Los párpados de Cecilia se cerraron. Se pasó la hinchada lengua por los labios. Habló en tono indiferente.

– Chas… dijo… que Matthew vio el minibús. Estaba en el sendero que separaba Erebus de Ion, y lo vio. El martes por la noche. Le descubrió.

– ¿Matthew descubrió que Chas había cogido el minibús?

– Sí.

– Hablaste por teléfono con Chas el viernes por la noche. Varias veces. ¿Te contó que había llevado a Matthew a la habitación de Calchus?

– No dijo… nada de Matthew. Nosotros… Era por el niño. Yo quería hablarle del niño. Yo tenía que…, nosotros…, decidir qué hacíamos… Si se lo decía a su padre… Pero no quiso. Su padre… No quería decírselo.

– ¿No te habló de Matthew? ¿No dijo nada sobre el laboratorio de química, sobre la campana de gases?

Ella agitó la cabeza débilmente.

– Nada sobre Matthew. -Una arruga se formó entre sus cejas. Buscó los ojos de Lynley-. Pero dijo… que otra persona sabía lo del minibús. Que la cosa no terminaba… con Matthew. Pero tenía que acabar de alguna manera. Tenía que acabar… -Se llevó la mano a los labios. Las lágrimas manaron poco a poco de sus ojos-. Yo no… Tenía que haber comprendido a qué se refería. No lo hice. No creí que él quisiera… El niño. Y… Chas.

La señora Streader secó las mejillas de la joven.

– Sissy, cariño. Todo va bien. Tranquila.

– La cosa no terminaba con Matthew -dijo Lynley a Cecilia-. Alguien más vio a Chas en el minibús aquella noche. Una mujer. Jean Bonnamy. ¿Te habló de ella? ¿Te contó lo que le había pasado a esa mujer esta tarde?

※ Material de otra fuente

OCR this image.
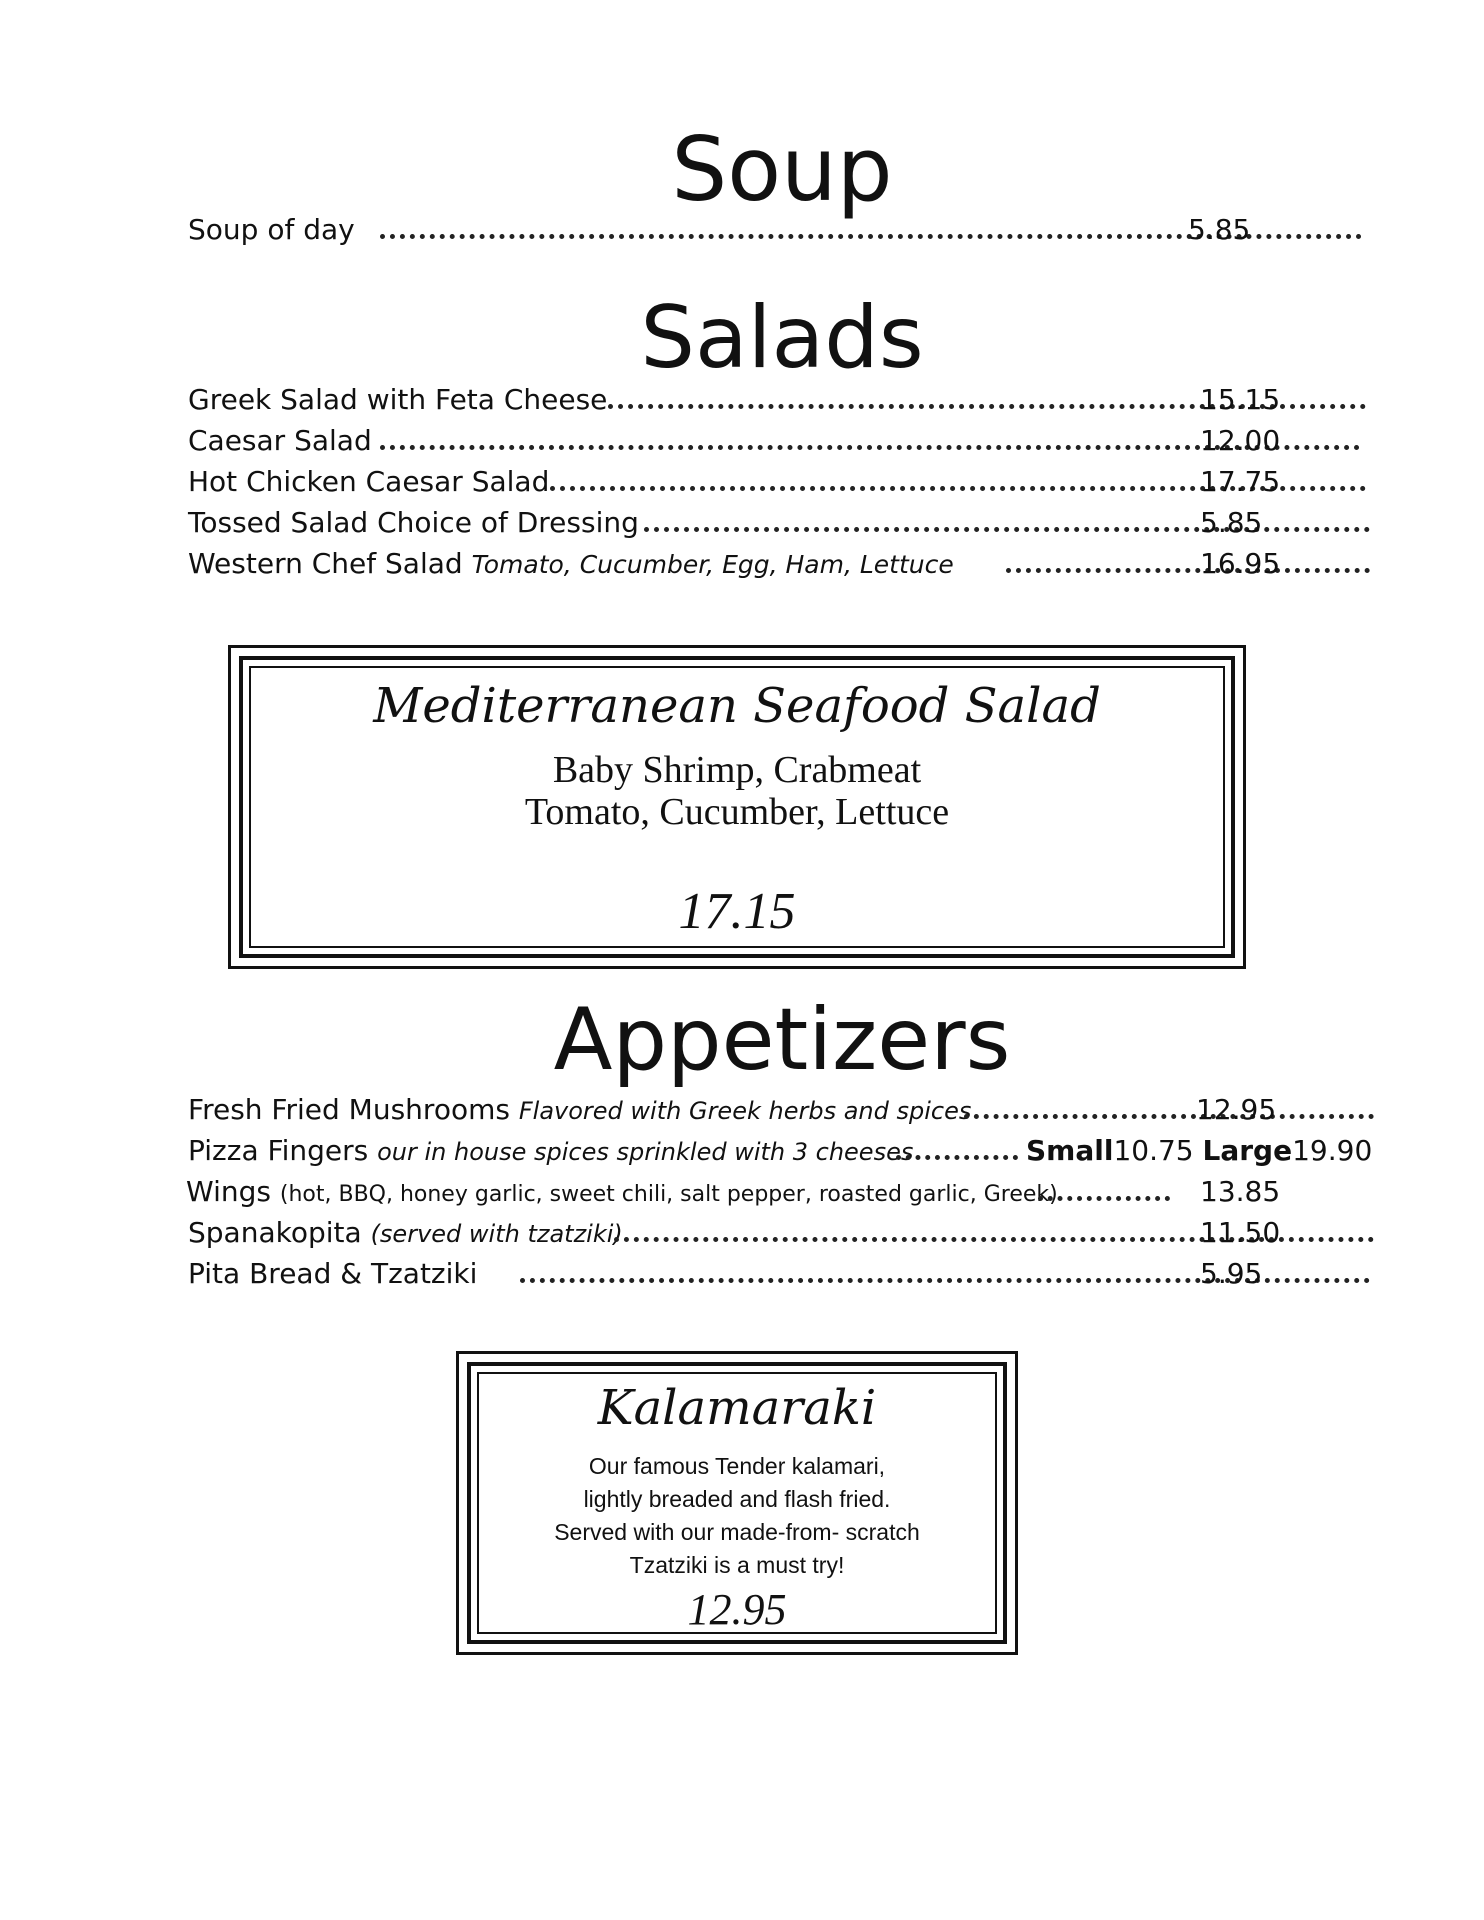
Soup
Soup of day	5.85
Salads
Greek Salad with Feta Cheese	15.15
Caesar Salad	12.00
Hot Chicken Caesar Salad	17.75
Tossed Salad Choice of Dressing	5.85
Western Chef Salad Tomato, Cucumber, Egg, Ham, Lettuce	16.95
Mediterranean Seafood Salad
Baby Shrimp, Crabmeat
Tomato, Cucumber, Lettuce
17.15
Appetizers
Fresh Fried Mushrooms Flavored with Greek herbs and spices	12.95
Pizza Fingers our in house spices sprinkled with 3 cheeses	Small10.75 Large19.90
Wings (hot, BBQ, honey garlic, sweet chili, salt pepper, roasted garlic, Greek)	13.85
Spanakopita (served with tzatziki)	11.50
Pita Bread & Tzatziki	5.95
Kalamaraki
Our famous Tender kalamari,
lightly breaded and flash fried.
Served with our made-from- scratch
Tzatziki is a must try!
12.95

– No. Jean… No dijo nada de Jean. Sólo que usted le perseguía… Que usted quería hacerle hablar… decirle… Dijo que usted no entendía. Que no tenía ni idea. Él se sentía impulsado… -Sus párpados se cerraron.

– ¿Impulsado a qué? ¿A protegerte, como tú a él?

La joven acarició el raso que bordeaba el cubrecama de lana.

– Proteger. Chas protege -murmuró-. Chas es así. Protegerá. -Sus manos se relajaron y su mandíbula se distendió. Estaba dormida.

La señora Streader acarició con ternura la frente de la chica.